Benny Buller after the ringing of the bell at the NYSE on October 7, 2021. VELO3D CEO Benny Buller after the ringing of the bell at the NYSE on October 7, 2021. Image courtesy of VELO3D.

Also, in December, Velo3D sold 36 million shares of stock, each for 50 cents. From this sale, they expected to make about $18 million before expenses. The deal also included warrants, allowing buyers to purchase more shares at 56.5 cents each, valid for five years. The funds from the share sale are earmarked for routine business expenses, equipment purchases, and general corporate purposes. Velo3D changed some loan agreements, agreeing to pay $25 million to noteholders. This move, scheduled for the same day as the stock sale, helps the company avoid repaying a large portion of debt in early 2024, which gives them more room to manage their money.

Not a Lone Scenario

Velo3D is not the first 3D printing business to receive such a notice from the NYSE. Similar notices were issued to Desktop Metal (NYSE: DM) and Markforged (NYSE: MKFG). Both were notified of non-compliance under the same rule, primarily due to their stock prices dipping below the $1 threshold over a 30-day trading period. Like Velo3D, these companies were given six months to regain compliance and are actively working on strategies to fix these issues. One of the common options they are considering is a reverse stock split. This move would reduce the number of shares in the market, ideally increasing the stock price and meeting the NYSE’s requirements.
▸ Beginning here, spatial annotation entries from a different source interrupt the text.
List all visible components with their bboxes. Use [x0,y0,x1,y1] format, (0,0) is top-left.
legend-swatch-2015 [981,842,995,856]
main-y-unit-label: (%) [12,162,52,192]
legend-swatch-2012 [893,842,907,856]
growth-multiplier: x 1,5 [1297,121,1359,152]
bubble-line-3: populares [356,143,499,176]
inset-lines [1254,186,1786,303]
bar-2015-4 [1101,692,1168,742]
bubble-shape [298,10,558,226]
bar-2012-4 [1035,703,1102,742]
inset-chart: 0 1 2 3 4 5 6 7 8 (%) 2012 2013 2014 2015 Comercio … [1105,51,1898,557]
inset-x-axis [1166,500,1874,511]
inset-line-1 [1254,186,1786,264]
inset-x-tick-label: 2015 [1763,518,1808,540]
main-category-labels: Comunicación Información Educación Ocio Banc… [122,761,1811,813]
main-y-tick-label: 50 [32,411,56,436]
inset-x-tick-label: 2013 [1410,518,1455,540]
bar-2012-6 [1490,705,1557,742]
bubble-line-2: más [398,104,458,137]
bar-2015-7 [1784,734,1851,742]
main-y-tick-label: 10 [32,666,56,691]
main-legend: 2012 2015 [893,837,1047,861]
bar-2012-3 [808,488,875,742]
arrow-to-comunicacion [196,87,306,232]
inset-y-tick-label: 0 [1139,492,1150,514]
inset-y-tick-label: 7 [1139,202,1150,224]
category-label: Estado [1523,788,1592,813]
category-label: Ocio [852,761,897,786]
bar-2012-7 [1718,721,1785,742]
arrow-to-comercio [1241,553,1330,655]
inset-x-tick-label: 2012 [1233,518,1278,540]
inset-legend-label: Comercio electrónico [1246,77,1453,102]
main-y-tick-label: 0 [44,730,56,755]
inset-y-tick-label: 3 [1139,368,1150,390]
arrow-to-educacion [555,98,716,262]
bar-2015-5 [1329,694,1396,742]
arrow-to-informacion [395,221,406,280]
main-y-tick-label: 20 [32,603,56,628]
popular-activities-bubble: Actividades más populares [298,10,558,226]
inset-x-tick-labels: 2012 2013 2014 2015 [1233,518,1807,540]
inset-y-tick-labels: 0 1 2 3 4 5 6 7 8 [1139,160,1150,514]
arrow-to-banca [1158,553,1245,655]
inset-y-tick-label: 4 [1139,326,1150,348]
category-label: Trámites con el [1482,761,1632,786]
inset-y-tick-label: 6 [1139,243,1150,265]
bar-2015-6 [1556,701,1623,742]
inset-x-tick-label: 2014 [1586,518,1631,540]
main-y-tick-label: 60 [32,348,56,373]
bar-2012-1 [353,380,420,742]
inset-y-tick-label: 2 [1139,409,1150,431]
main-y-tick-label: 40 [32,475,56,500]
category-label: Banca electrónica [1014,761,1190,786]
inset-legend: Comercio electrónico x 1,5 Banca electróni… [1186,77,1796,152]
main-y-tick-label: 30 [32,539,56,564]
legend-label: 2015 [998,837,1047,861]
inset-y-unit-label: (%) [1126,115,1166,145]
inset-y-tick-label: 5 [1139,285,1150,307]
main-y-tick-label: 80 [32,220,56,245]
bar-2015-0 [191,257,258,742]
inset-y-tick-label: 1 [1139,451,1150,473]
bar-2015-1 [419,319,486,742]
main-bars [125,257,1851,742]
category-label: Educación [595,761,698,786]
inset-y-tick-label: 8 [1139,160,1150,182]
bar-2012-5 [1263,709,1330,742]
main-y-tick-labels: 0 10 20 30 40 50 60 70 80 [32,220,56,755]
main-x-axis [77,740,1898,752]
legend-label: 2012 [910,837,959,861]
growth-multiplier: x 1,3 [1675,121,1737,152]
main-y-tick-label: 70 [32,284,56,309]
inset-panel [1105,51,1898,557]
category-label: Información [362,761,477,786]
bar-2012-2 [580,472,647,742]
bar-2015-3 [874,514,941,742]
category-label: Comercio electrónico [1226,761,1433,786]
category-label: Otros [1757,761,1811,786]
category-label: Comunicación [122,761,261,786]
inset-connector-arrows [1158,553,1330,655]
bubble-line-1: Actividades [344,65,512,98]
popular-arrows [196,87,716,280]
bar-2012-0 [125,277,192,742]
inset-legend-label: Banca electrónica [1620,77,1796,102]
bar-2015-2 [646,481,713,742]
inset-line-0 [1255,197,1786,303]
Apart from Velo3D, the NYSE issued Continued Listing Standards Notices to several companies, including Finance of America Companies (NYSE: FOA), FOXO Technologies (NYSE American: FOXO), and Li-Cycle Holdings (NYSE: LICY). In 2023’s uncertain economic and geopolitical climate, many companies, especially those with low-priced stocks, faced pressure regarding their listing status. According to a recent Bloomberg story, since early 2023, hundreds of small public companies have been at risk of delisting from both the NYSE and Nasdaq for not complying with continued listing requirements, particularly failing to maintain a minimum $1 closing bid price per share for 30 consecutive business days.

Receiving a Continued Listing Standards Notice marks a crucial point for a company on the NYSE. If the problems mentioned in these notices, like low stock prices, aren’t fixed, they could result in something worse: delisting from the exchange. Delisting is a separate process that, unlike the notices, has been observed more frequently.

In December 2023, the NYSE delisted 30 companies. This figure aligns with the trend observed over the past few years, with 41 companies delisted in December 2022, 29 in 2021, 31 in 2020, and 39 in 2019. Calculating the average, roughly 35 companies have been delisted each December from 2019 to 2023. Moreover, the NYSE recorded the highest number of companies delisting between 2020 and 2021, dropping 15.28% year-over-year from 2,873 to 2,434.

Velo3D helps create space technology. Image courtesy of Velo3D.

However, despite the financial headwinds, and as the 3D printing industry evolves, companies like Velo3D are adapting and exploring new pathways to growth and stability. Velo3D, which went public in 2021, initially saw its stock valued significantly higher at its debut, close to $10. But since November 22, 2023, the company’s stock has been trading below the $1 mark. As of the second week of January 2024, Velo3D’s stock value further declined, trading at under 40 cents. This situation underlines the volatility and challenges in the stock market, particularly for emerging technologies like 3D printing.